Kathmandu (AsiaNews) – Thousands of Nepali Christians celebrated Saint Valentine’s Day by helping the needy and handing out Bibles. The initiative by Kathmandu Christians, especially young people, was unplanned.
Selestina Gurung, a 19-year-old Catholic woman from Pokhara (220 kilometres from Kathmandu), came to the capital to buy Bibles to give to her friends. “For me, this Valentine’s Day is a day to spread God’s love to all men. Once I’m home, I am going to give these Bibles to people who care about me.”
Hindus also showed their appreciation for this different way of celebrating the festivity. “I like that Christians chose to celebrate God’s love on Saint Valentine’s day,” said Komal Oli, a popular Hindu singer. “When you have faith in God, he teaches you to love the whole of humanity and this is present in all religions: Hinduism, Christianity and Islam.”
Nepal is home to some 150,000 Christians, about 8,000 Catholics. Since the collapse of the Hindu monarchy in 2006 and the establishment of a secular state, Christians have come to enjoy greater freedom of worship.
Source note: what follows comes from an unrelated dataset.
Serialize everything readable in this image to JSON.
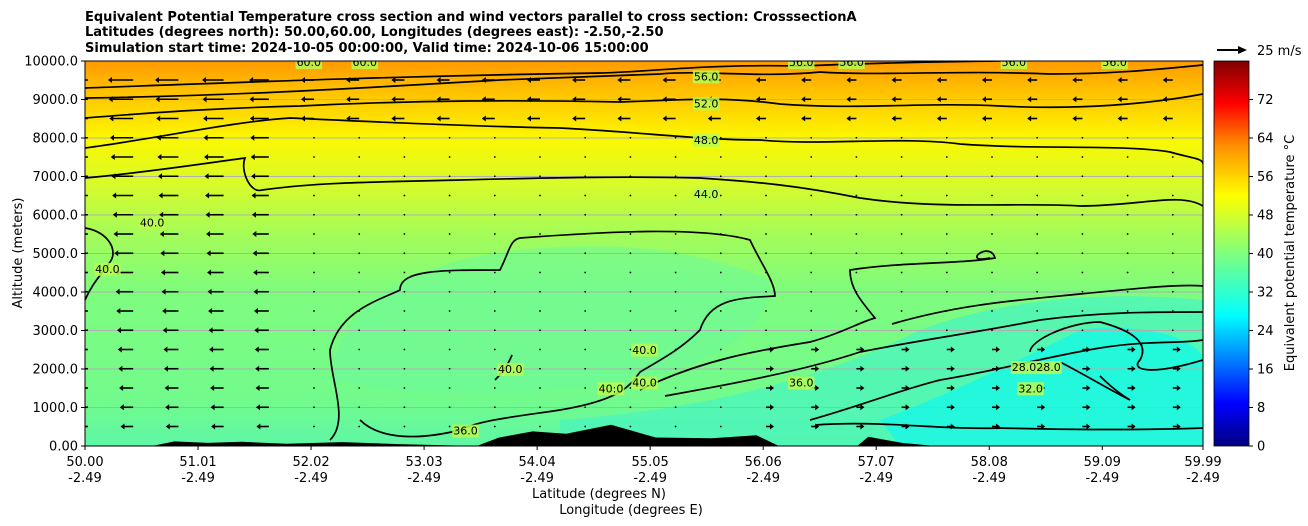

Despite persistent discrimination by Hindus, conversions are rising. According to Kathmandu’s catholic community, about 200 non-Catholics attend mass in the cathedral each Sunday.
The number of clergymen is also up. Last Saturday, Mgr Anthony Sharma, archbishop of Kathmandu, ordained three new priests of Indian origin in Maheshpur, 600 kilometres east of Kathmandu.
Since he was appointed apostolic vicar to Nepal in 2007, the prelate has ordained seven priests.